Volgens een woordvoerder van de busmaatschappij, die 30 juli in de Volkskrant aan het woord kwam, werden door de storingen aansluitingen gemist en was de terugkoppeling van signalen vanuit de bussen op een bepaald moment geheel onmogelijk. Niet alleen werd door de eigenaren aanpassing van frequentie beloofd en uitgevoerd maar maakte men ook bekend dat RNI voorlopig alleen in het Engels en het Duits programma’s zouden uitzenden en de komst van Nederlandstalige programma’s, waarover diverse kranten een week eerder publiceerden, niet zouden worden opgestart. Dezelfde 30ste juli verdween RNI uit de ether.

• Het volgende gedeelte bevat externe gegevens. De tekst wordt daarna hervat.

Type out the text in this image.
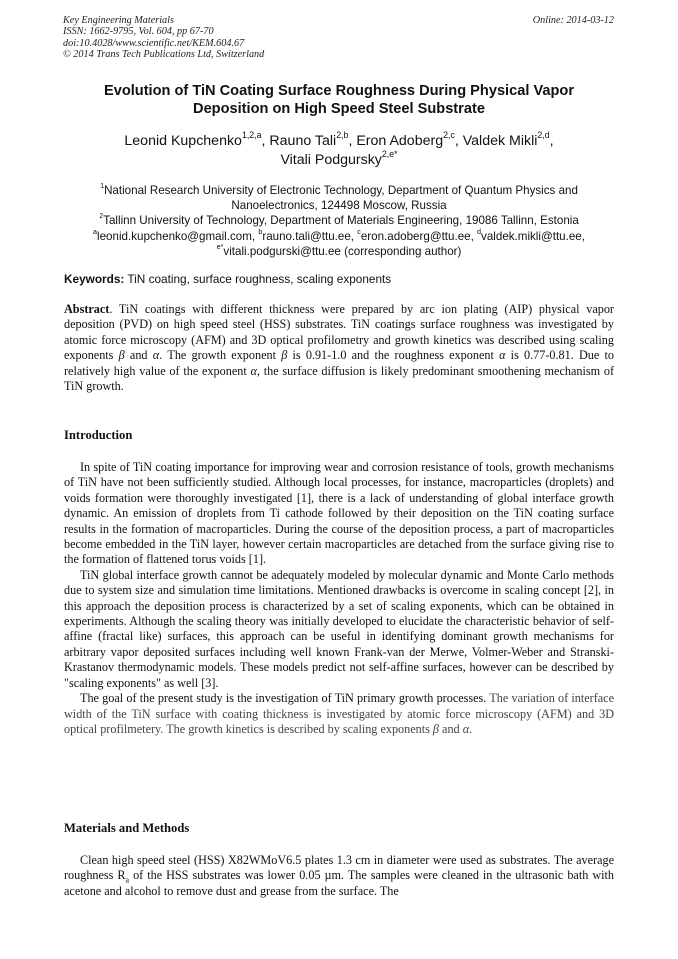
Key Engineering Materials
ISSN: 1662-9795, Vol. 604, pp 67-70
doi:10.4028/www.scientific.net/KEM.604.67
© 2014 Trans Tech Publications Ltd, Switzerland
Online: 2014-03-12
Evolution of TiN Coating Surface Roughness During Physical Vapor
Deposition on High Speed Steel Substrate
Leonid Kupchenko$^{1,2,a}$, Rauno Tali$^{2,b}$, Eron Adoberg$^{2,c}$, Valdek Mikli$^{2,d}$,
Vitali Podgursky$^{2,e*}$
$^1$National Research University of Electronic Technology, Department of Quantum Physics and
Nanoelectronics, 124498 Moscow, Russia
$^2$Tallinn University of Technology, Department of Materials Engineering, 19086 Tallinn, Estonia
$^a$leonid.kupchenko@gmail.com, $^b$rauno.tali@ttu.ee, $^c$eron.adoberg@ttu.ee, $^d$valdek.mikli@ttu.ee,
$^{e*}$vitali.podgurski@ttu.ee (corresponding author)
Keywords: TiN coating, surface roughness, scaling exponents

Abstract. TiN coatings with different thickness were prepared by arc ion plating (AIP) physical vapor deposition (PVD) on high speed steel (HSS) substrates. TiN coatings surface roughness was investigated by atomic force microscopy (AFM) and 3D optical profilometry and growth kinetics was described using scaling exponents β and α. The growth exponent β is 0.91-1.0 and the roughness exponent α is 0.77-0.81. Due to relatively high value of the exponent α, the surface diffusion is likely predominant smoothening mechanism of TiN growth.

Introduction

In spite of TiN coating importance for improving wear and corrosion resistance of tools, growth mechanisms of TiN have not been sufficiently studied. Although local processes, for instance, macroparticles (droplets) and voids formation were thoroughly investigated [1], there is a lack of understanding of global interface growth dynamic. An emission of droplets from Ti cathode followed by their deposition on the TiN coating surface results in the formation of macroparticles. During the course of the deposition process, a part of macroparticles become embedded in the TiN layer, however certain macroparticles are detached from the surface giving rise to the formation of flattened torus voids [1].

TiN global interface growth cannot be adequately modeled by molecular dynamic and Monte Carlo methods due to system size and simulation time limitations. Mentioned drawbacks is overcome in scaling concept [2], in this approach the deposition process is characterized by a set of scaling exponents, which can be obtained in experiments. Although the scaling theory was initially developed to elucidate the characteristic behavior of self-affine (fractal like) surfaces, this approach can be useful in identifying dominant growth mechanisms for arbitrary vapor deposited surfaces including well known Frank-van der Merwe, Volmer-Weber and Stranski-Krastanov thermodynamic models. These models predict not self-affine surfaces, however can be described by "scaling exponents" as well [3].

The goal of the present study is the investigation of TiN primary growth processes. The variation of interface width of the TiN surface with coating thickness is investigated by atomic force microscopy (AFM) and 3D optical profilmetery. The growth kinetics is described by scaling exponents β and α.

Materials and Methods

Clean high speed steel (HSS) X82WMoV6.5 plates 1.3 cm in diameter were used as substrates. The average roughness $R_a$ of the HSS substrates was lower 0.05 µm. The samples were cleaned in the ultrasonic bath with acetone and alcohol to remove dust and grease from the surface. The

Op 3 augustus, nadat aan boord van de MEBO II de nodige technische aanpassingen waren verricht, was RNI weer te beluisteren en wel via de 1385 kHz dan wel de 217 meter middengolf. Ook kwam de kortegolfzender via de 6205 kHz in de 49 meter band die dag weer in de ether. In de donkere uren waren de middengolfuitzendingen minder goed te beluisteren door een interferentie met een Russisch radio station.
Een dag later, op 4 augustus, kwam de FM zender van RNI ook weer in de ether en wel via de 96 MHz. Op 5 augustus 1970 tenslotte kwam de tweede kortegolfzender ook in de lucht en was te ontvangen via de 31 meter, 9940 kHz. Op 23 augustus verdween RNI van de 217 meter om vervolgens een dag later terug in de ether te komen via de 220 meter dan wel de 1367 kHz. De beslissing via de 220 meter uit te gaan zenden bleek een succesvolle zonder grote problemen met interferentie storingen. Meer nog grotere problemen zouden er volgen maar dat is voor een andere keer.